Riverwind temía que la nieve, a pesar de ser una bendición, también acabara siendo una maldición, pues haría que la calzada estuviera resbaladiza y recorrerla fuera peligroso. Hederick, que se encontró con que los dioses lo habían superado de nuevo en astucia, hablaba en tono ominoso de fracturas abiertas y gente que resbalaría en el hielo para ir a precipitarse a su muerte al pie de la vertiente, ya que, por supuesto, esa vieja calzada estaría en malas condiciones, rota y agrietada.

Hederick no conocía a los enanos. Cuando los enanos construían una calzada, la construían para que durase. Aunque estrecha, se conservaba intacta y se podía andar por ella sin peligro, ya que los enanos habían tenido en cuenta el hecho de que quienes la recorrieran lo harían con buen tiempo y con mal tiempo, en invierno y en verano, bajo la lluvia y bajo la nieve, con granizo y con cellisca, envueltos en niebla y aguantando fuertes ráfagas de viento. Habían cincelado surcos en la piedra allí donde la calzada era más empinada para prevenir resbalones, y habían construido muros para que la gente no se despeñara por el borde del precipicio.

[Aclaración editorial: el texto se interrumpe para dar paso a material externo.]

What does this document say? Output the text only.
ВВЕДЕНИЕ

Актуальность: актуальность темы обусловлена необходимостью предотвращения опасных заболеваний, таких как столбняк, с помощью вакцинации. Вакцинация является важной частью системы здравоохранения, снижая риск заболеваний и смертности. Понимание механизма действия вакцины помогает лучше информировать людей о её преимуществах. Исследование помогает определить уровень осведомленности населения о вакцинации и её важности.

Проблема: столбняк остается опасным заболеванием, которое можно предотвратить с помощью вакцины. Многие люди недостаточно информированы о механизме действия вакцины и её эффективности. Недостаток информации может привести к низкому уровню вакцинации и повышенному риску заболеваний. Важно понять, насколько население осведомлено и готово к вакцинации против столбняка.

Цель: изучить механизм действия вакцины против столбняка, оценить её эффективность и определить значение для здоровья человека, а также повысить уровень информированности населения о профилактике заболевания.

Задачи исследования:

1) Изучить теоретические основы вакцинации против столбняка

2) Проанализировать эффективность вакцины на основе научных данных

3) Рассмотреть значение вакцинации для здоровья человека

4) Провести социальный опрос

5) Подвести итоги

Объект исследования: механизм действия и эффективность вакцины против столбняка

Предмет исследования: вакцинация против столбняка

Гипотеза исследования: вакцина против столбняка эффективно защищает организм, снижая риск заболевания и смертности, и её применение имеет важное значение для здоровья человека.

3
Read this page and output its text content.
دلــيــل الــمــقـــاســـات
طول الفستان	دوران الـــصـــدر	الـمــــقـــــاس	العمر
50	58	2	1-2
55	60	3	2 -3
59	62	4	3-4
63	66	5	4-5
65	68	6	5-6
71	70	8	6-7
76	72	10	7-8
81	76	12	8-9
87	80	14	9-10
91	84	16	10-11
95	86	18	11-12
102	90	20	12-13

Si bien la nieve los ocultaba de sus enemigos, también impedía que se vieran unos a otros, así que la gente caminaba muy junta, sin atreverse a perder de vista a los que iban delante por miedo a perderse. Algunas veces, cuando la nevada era tan copiosa que no se veía nada excepto los esponjosos copos, tenían que detenerse y esperar hasta que los torbellinos pasaban y podían reanudar la marcha.

Con todo, llevaban un buen paso y Riverwind albergaba esperanzas de que todos hubieran dejado atrás la vertiente a la caída de la noche.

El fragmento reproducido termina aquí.